Its efficacy in cosmetics may take two weeks to develop and it may last three to five months.
Its use on the autonomic neurons for hyperhidrosis or overactive bladder have range from six to nine months.
FDA-approved botulinum toxins:
When injected into distinct muscles, it causes flaccid paralysis and muscle relaxation: diminishes wrinkles by muscle relaxation and smoothing the overlying dermis.
Adverse effects are usually moderate and self-limited: bruising, edema, or pain at the injection site can develop during aesthetic use, and flu-like symptoms can also occur.
Uncommon complications include blepharoptosis and eyebrow ptosis when introduction of botulinum toxin is introduced into the glabella and associated muscles.
Allergic reactions are rare.
Other complications include:
Decreased strength of eye closure
Botulinum toxin contraindications include:
Botulinum toxin allergies
Body dysmorphic disorder
Amyotrophic lateralizing sclerosis
Continued paralysis and muscle relaxation is related to the temporary restrictive neurotransmitter release.
Botulinum neurotoxin serotype A has the most prolonged half-life.
The human LD50 for inhalation botulism is 1 to 3 ng/kg body mass.
Can be used as a bioweapon, and be transmitted in airborne or foodborne methods.
Antitoxin Vaccine F(ab’)2 immune fragment therapies are available.
May be associated with the spread from the injection site distant parts of the body and cause botulinum-like symptoms, including muscle weakness, difficulty speaking, loss of bladder control, impaired breathing and swallowing, blurred or double vision and drooping eyelids.

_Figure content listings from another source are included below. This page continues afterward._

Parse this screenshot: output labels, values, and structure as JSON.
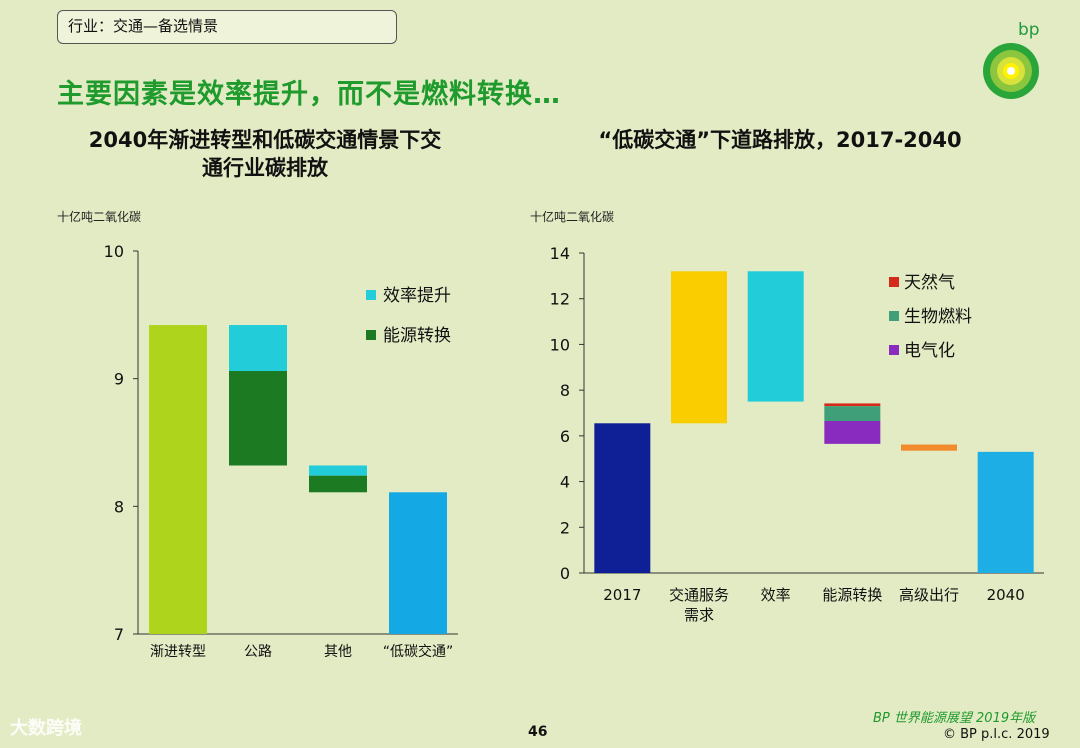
{
  "header": {
    "section_tag": "行业：交通—备选情景",
    "logo_text": "bp",
    "headline": "主要因素是效率提升，而不是燃料转换…"
  },
  "colors": {
    "background": "#e3ebc4",
    "headline": "#1f9a2d",
    "efficiency": "#22ccd8",
    "fuel_switch": "#1b7a22",
    "gradual": "#aed51b",
    "low_carbon": "#14a9e4",
    "y2017": "#0f1f96",
    "service_demand": "#f9cd00",
    "natural_gas": "#d42a1a",
    "biofuel": "#3f9f78",
    "electrification": "#8a2bbf",
    "advanced_mobility": "#f28a2e",
    "y2040": "#1daee6"
  },
  "left_chart": {
    "title_line1": "2040年渐进转型和低碳交通情景下交",
    "title_line2": "通行业碳排放",
    "unit": "十亿吨二氧化碳"
  },
  "right_chart": {
    "title": "“低碳交通”下道路排放，2017-2040",
    "unit": "十亿吨二氧化碳"
  },
  "chart_data": [
    {
      "type": "bar",
      "subtype": "waterfall",
      "categories": [
        "渐进转型",
        "公路",
        "其他",
        "“低碳交通”"
      ],
      "ylim": [
        7,
        10
      ],
      "yticks": [
        7,
        8,
        9,
        10
      ],
      "bars": [
        {
          "category": "渐进转型",
          "base": 7,
          "top": 9.42,
          "segment": "total"
        },
        {
          "category": "公路",
          "base": 9.06,
          "top": 9.42,
          "segment": "效率提升"
        },
        {
          "category": "公路",
          "base": 8.32,
          "top": 9.06,
          "segment": "能源转换"
        },
        {
          "category": "其他",
          "base": 8.24,
          "top": 8.32,
          "segment": "效率提升"
        },
        {
          "category": "其他",
          "base": 8.11,
          "top": 8.24,
          "segment": "能源转换"
        },
        {
          "category": "“低碳交通”",
          "base": 7,
          "top": 8.11,
          "segment": "total"
        }
      ],
      "legend": [
        "效率提升",
        "能源转换"
      ],
      "legend_position": "top-right",
      "grid": false
    },
    {
      "type": "bar",
      "subtype": "waterfall",
      "categories": [
        "2017",
        "交通服务需求",
        "效率",
        "能源转换",
        "高级出行",
        "2040"
      ],
      "category_lines": [
        [
          "2017"
        ],
        [
          "交通服务",
          "需求"
        ],
        [
          "效率"
        ],
        [
          "能源转换"
        ],
        [
          "高级出行"
        ],
        [
          "2040"
        ]
      ],
      "ylim": [
        0,
        14
      ],
      "yticks": [
        0,
        2,
        4,
        6,
        8,
        10,
        12,
        14
      ],
      "bars": [
        {
          "category": "2017",
          "base": 0,
          "top": 6.55,
          "segment": "total"
        },
        {
          "category": "交通服务需求",
          "base": 6.55,
          "top": 13.2,
          "segment": "increase"
        },
        {
          "category": "效率",
          "base": 7.5,
          "top": 13.2,
          "segment": "decrease"
        },
        {
          "category": "能源转换",
          "base": 7.3,
          "top": 7.42,
          "segment": "天然气"
        },
        {
          "category": "能源转换",
          "base": 6.65,
          "top": 7.3,
          "segment": "生物燃料"
        },
        {
          "category": "能源转换",
          "base": 5.65,
          "top": 6.65,
          "segment": "电气化"
        },
        {
          "category": "高级出行",
          "base": 5.35,
          "top": 5.62,
          "segment": "decrease"
        },
        {
          "category": "2040",
          "base": 0,
          "top": 5.3,
          "segment": "total"
        }
      ],
      "legend": [
        "天然气",
        "生物燃料",
        "电气化"
      ],
      "legend_position": "top-right",
      "grid": false
    }
  ],
  "footer": {
    "page_number": "46",
    "brand": "BP 世界能源展望 2019年版",
    "copyright": "© BP p.l.c. 2019",
    "watermark": "大数跨境"
  }
}
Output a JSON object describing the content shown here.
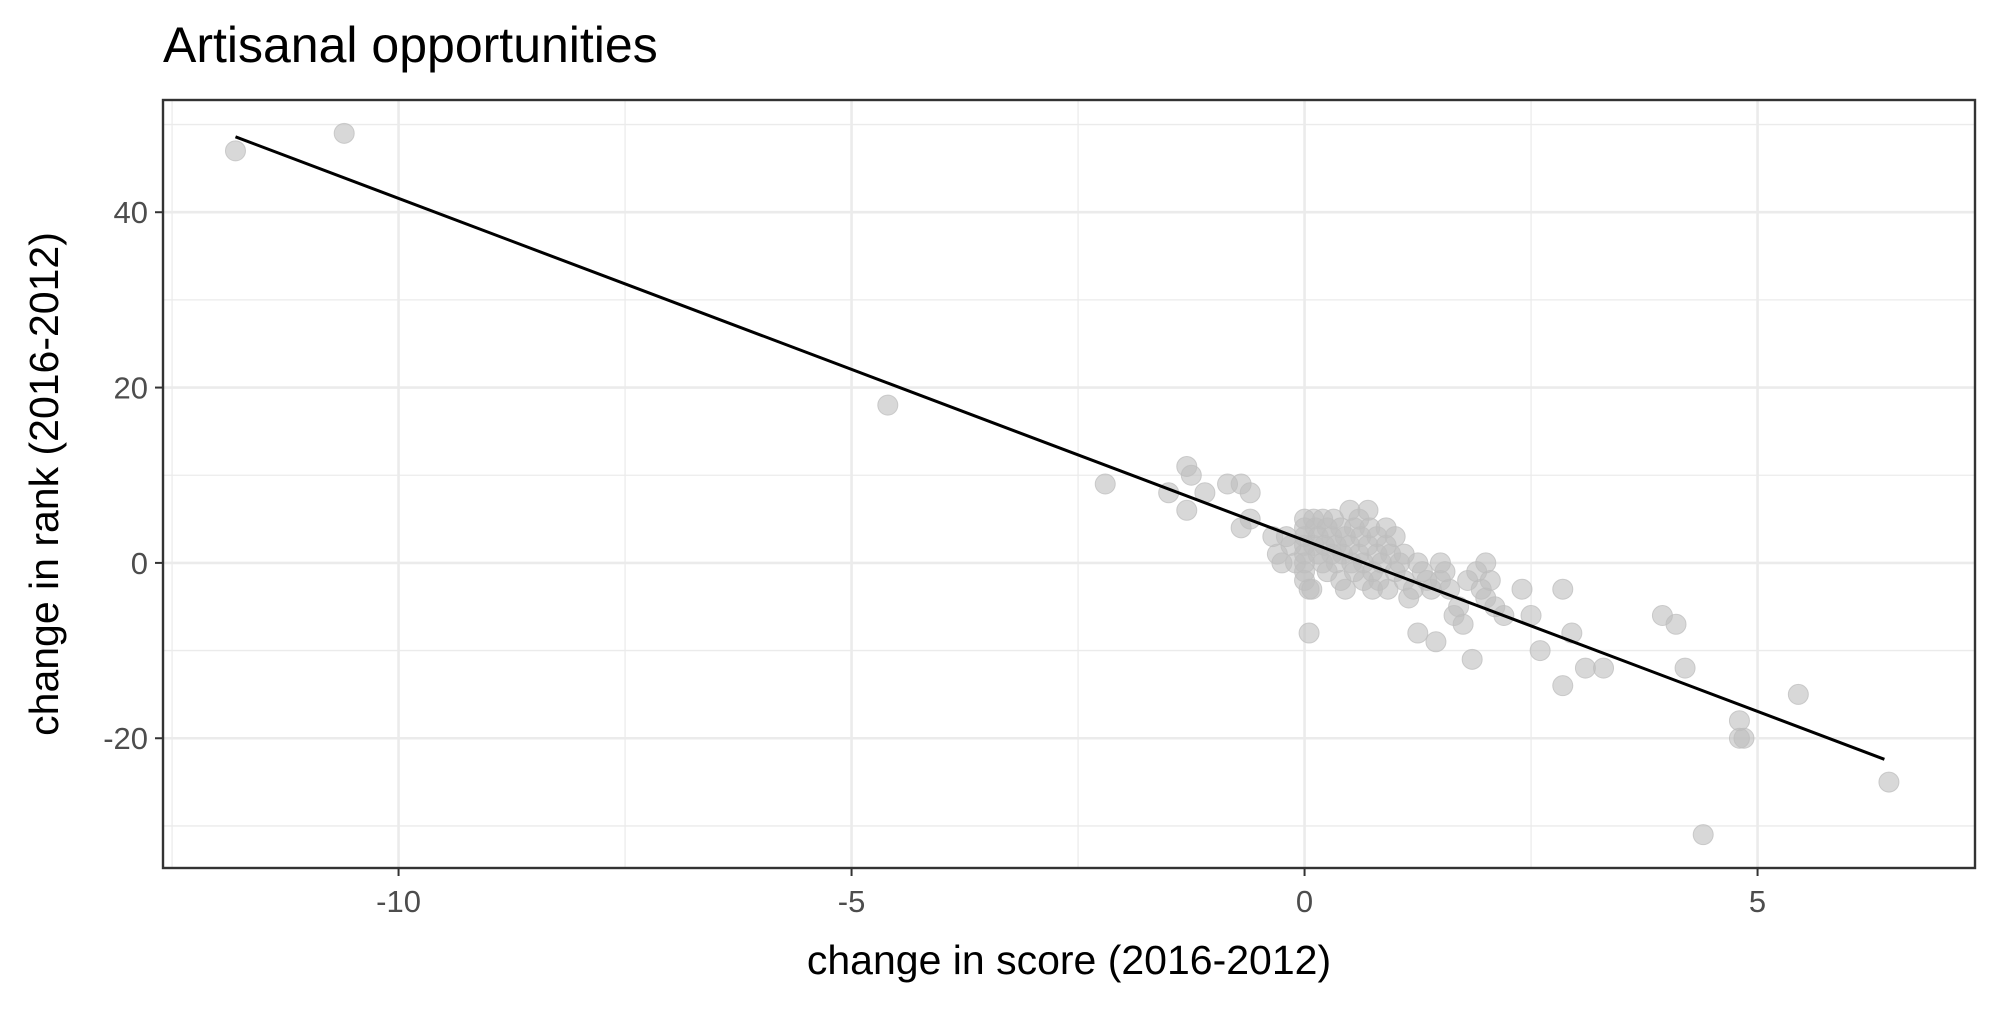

Most adverse events have been noted in children with cerebral palsy that have received treatment for muscle spasticity.
The majority of adverse events in adults involved patients treated for cervical dystonia or for use in patients with muscle spasticity.
The injection of botulinum toxin into the splenius capitis muscle is more effective than placebo in reducing the severity of isolated or essential head tremor at 18 weeks, but not at 24 weeks, and is associated with adverse effects, including head and neck pain, posterior cervical weakness, and dysphagia (Marqvues A).